An addition to the ACCA Paper F4 syllabus – both English and Global – with effect from June 2012 is the topic of Treasury Shares.
by Mike Little, OpenTuition F4 tutor
For many years within English Law it was illegal for a company to hold shares in itself or in its holding company. As a natural pre-cursor it was illegal for a company to purchase its own shares.
But then, towards the end of the last century, the law was changed and companies were allowed to purchase their own shares and cancel them.
There is a lot of commercial sense in this basic concept. If the board of directors have confidence in the company’s prospects, and if the company has available funds, what better target for their investment than the company’s own shares? Subsequent cancellation would reduce the number of shares in issue and potentially strengthen earnings per share.
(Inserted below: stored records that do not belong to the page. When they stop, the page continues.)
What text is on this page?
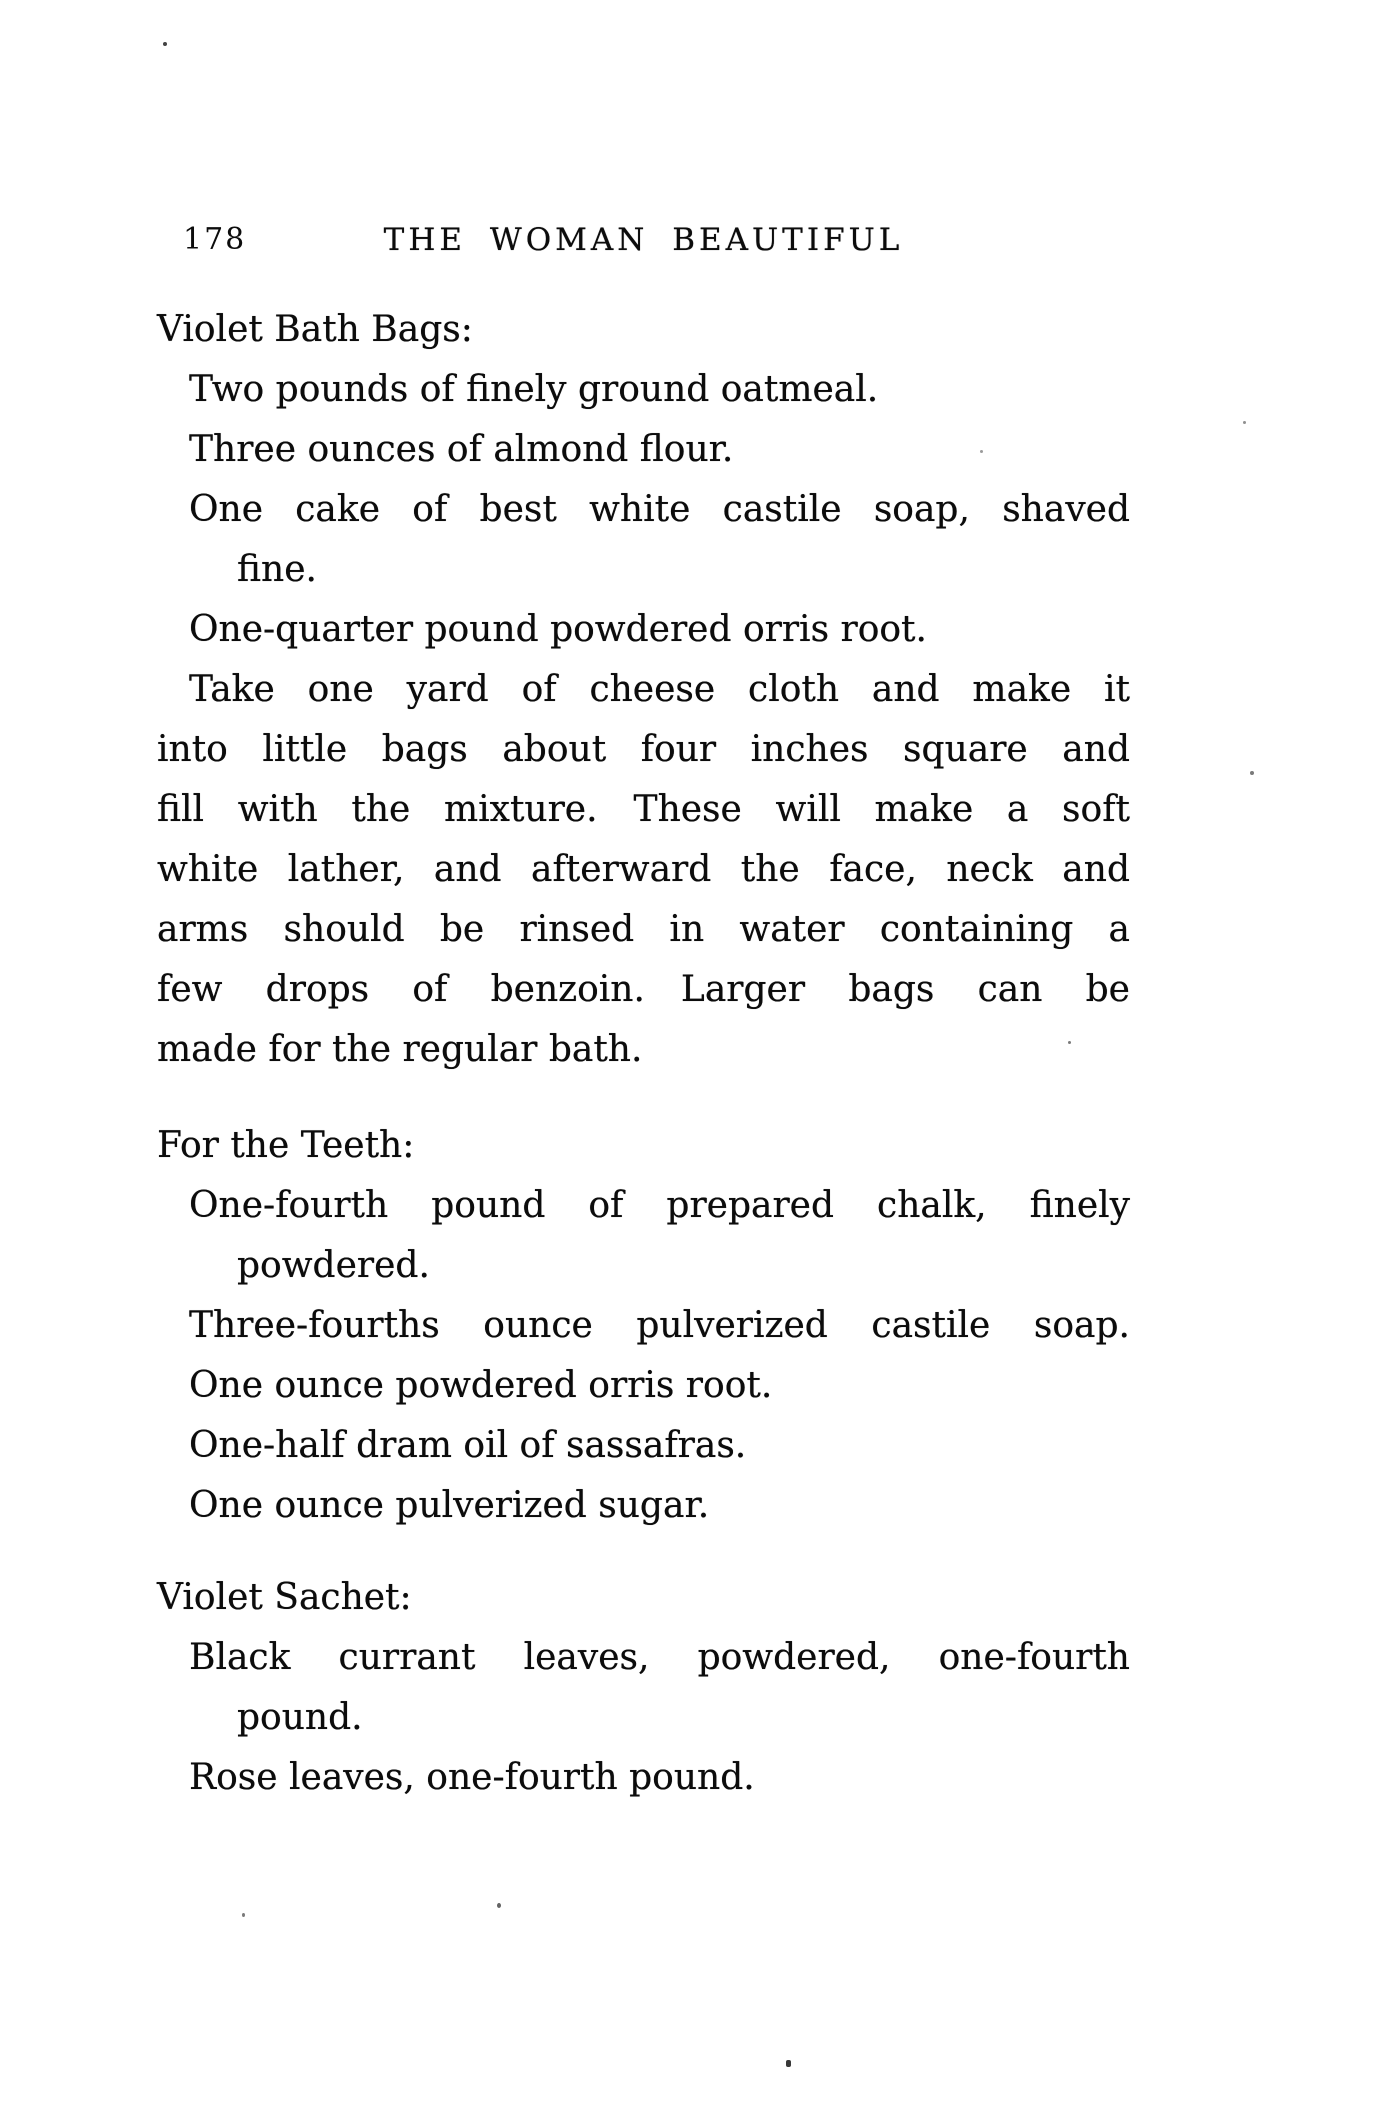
178	THE WOMAN BEAUTIFUL
Violet Bath Bags:
Two pounds of finely ground oatmeal.
Three ounces of almond flour.
One cake of best white castile soap, shaved
fine.
One-quarter pound powdered orris root.
Take one yard of cheese cloth and make it
into little bags about four inches square and
fill with the mixture. These will make a soft
white lather, and afterward the face, neck and
arms should be rinsed in water containing a
few drops of benzoin. Larger bags can be
made for the regular bath.
For the Teeth:
One-fourth pound of prepared chalk, finely
powdered.
Three-fourths ounce pulverized castile soap.
One ounce powdered orris root.
One-half dram oil of sassafras.
One ounce pulverized sugar.
Violet Sachet:
Black currant leaves, powdered, one-fourth
pound.
Rose leaves, one-fourth pound.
A basic rule established from the start of this allowable activity was that the acquisition should be financed from distributable profits. The reasoning behind this particular requirement is to protect the interests of the company’s creditors. The practicalities of the rule are that an amount equal to the nominal value of the purchased shares should be transferred to a non-distributable element of equity out of “profits which would otherwise have been available for distribution” – more commonly referred to as “distributable profits”.
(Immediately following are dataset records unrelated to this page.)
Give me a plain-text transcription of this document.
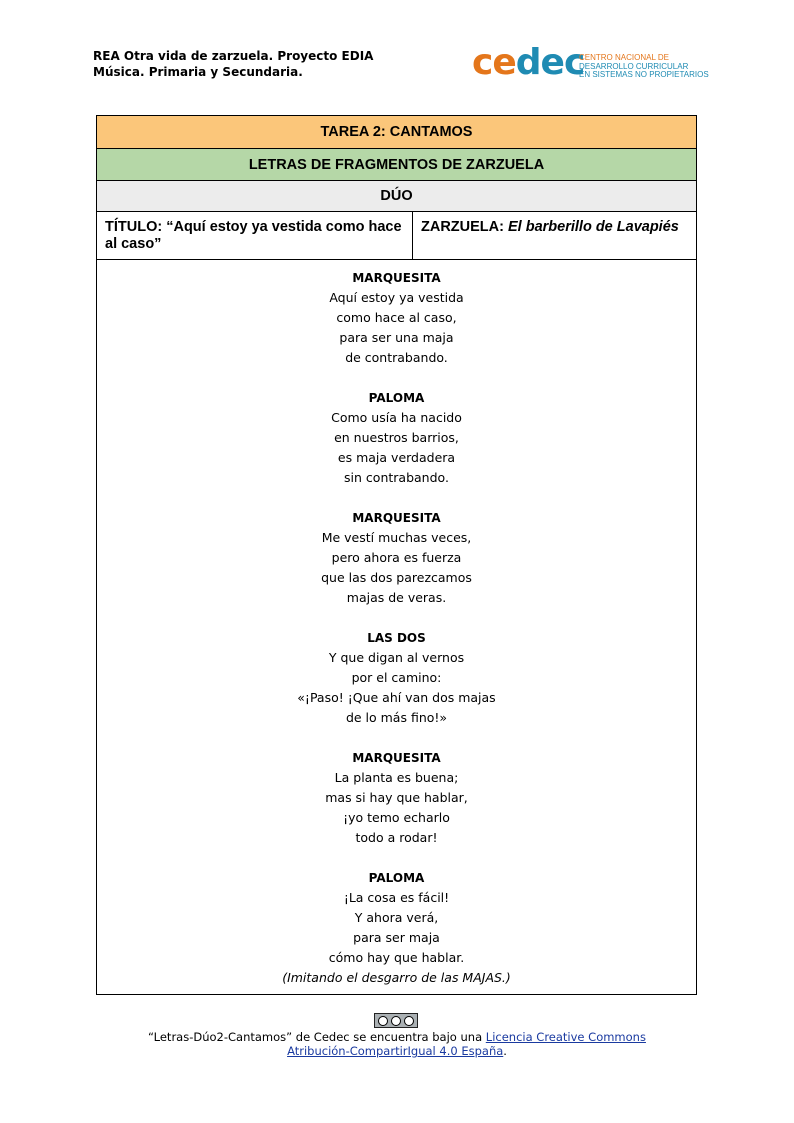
REA Otra vida de zarzuela. Proyecto EDIA
Música. Primaria y Secundaria.	cedec
CENTRO NACIONAL DE
DESARROLLO CURRICULAR
EN SISTEMAS NO PROPIETARIOS
TAREA 2: CANTAMOS
LETRAS DE FRAGMENTOS DE ZARZUELA
DÚO
TÍTULO: “Aquí estoy ya vestida como hace al caso”
ZARZUELA: El barberillo de Lavapiés
MARQUESITA
Aquí estoy ya vestida
como hace al caso,
para ser una maja
de contrabando.
PALOMA
Como usía ha nacido
en nuestros barrios,
es maja verdadera
sin contrabando.
MARQUESITA
Me vestí muchas veces,
pero ahora es fuerza
que las dos parezcamos
majas de veras.
LAS DOS
Y que digan al vernos
por el camino:
«¡Paso! ¡Que ahí van dos majas
de lo más fino!»
MARQUESITA
La planta es buena;
mas si hay que hablar,
¡yo temo echarlo
todo a rodar!
PALOMA
¡La cosa es fácil!
Y ahora verá,
para ser maja
cómo hay que hablar.
(Imitando el desgarro de las MAJAS.)
“Letras-Dúo2-Cantamos” de Cedec se encuentra bajo una Licencia Creative Commons Atribución-CompartirIgual 4.0 España.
The effect of this is to maintain the “buffer fund” or “creditors’ buffer fund”, statutorily described as ”share capital plus undistributable reserves”. Historically, these purchased shares had to be cancelled.
Most recently, a public company is now allowed to purchase its own shares and, instead of canceling them, it may now choose to hold them “in treasury” until such time as it chooses either to cancel the shares or to sell them – effectively to re-issue them.
These are called “Treasury Shares” and here are some one-liners about them.
Shares held in treasury:
* are available for re-issue without the normal formalities associated with a share issue
* must have been quoted on a recognised stock exchange
* shall carry no voting rights
* shall not be entitled to receive a dividend or similar distribution
* when sold, shall cause any consideration received to be treated as a realized profit
* when cancelled, shall cause the company to send a return to the Registrar within 28 days detailing the cancellation and the number and nominal value of the cancelled shares
* may be held from initial issue by a company holding back a proportion of its shares for the purposes of a subsequent issue
When treasury shares are cancelled the company must send a return to the Registrar – a Statement of Capital – effectively confirming that the company continues to satisfy the minimum share capital requirements for a public company.
It is difficult to imagine that the examiner David Kelly will not ask an exam question in this area in 2012!
tony90 says
RSVP – QDR
Re-issue
Subsequent issue
no Voting
realized Profit
Quoted
no Dividends
Return
chrissi11 says
Hi, many thanks for this article its the best on the internet 🙂
Just a quick question, if the company decides to cancel the shares do they need to apply to the court first?
sweetdream says
Hi Sir,
Does this applicable for F4 Singapore variant?
sweetdream says
Sir,
Does this applicable for F4 SGP variant?
Bhimesh says
dear fren,read carefully this article..it may b in xam.
myonayzar07 says
I want to know BPP Exam tips include for Market Abuse i don’t found this note attention for June 2012.
sabita says
Hi can u give me an idea how the question may be set up
zitu95 says
can u give an idea regarding what type of Q may set up from Treasury share ?
asalat says
hi can u suggest me if i fully prepare kaplan complete text how much chances of passing f4 paper will be there.
azeb58 says
i want to download F4 helping notes,in what way i can do this.
admin says
at the moment, you can only print this article out
hansen says
hi admin
hey is there any new topic or chapters which have changed or included till last year and the new sitting of june 2012
can i use the same book of last year or should i buy a new 1?
sm2244 says
hi my freinds. how are you?
coulf any one guiding me to pass acca f4 global
sm2244 says
@sm2244,
sorry i made mistake in witting the question.
could i mean
MikeLittle says
Hi
With effect from 1 October, 2009! I’m grateful to you. I’ve just checked the Kaplan study text and they continue to quote the 10% limit. Those of you using the BPP text would be advised to check that as well – as PSYCHO has posted, the 10% limit has been removed
nicq says
Helpful article and will use it to assist me in writing my outline for the topic. Love the incorporation of public policy considerations and historical development of treasury shares.
There is one little error regarding the maximum holdings of treasury shares – the 10% cap on treasury shares has been removed by virtue of reg. 5(1) of The Companies (Share Capital and Acquisition by Company of its Own Shares) Regulations.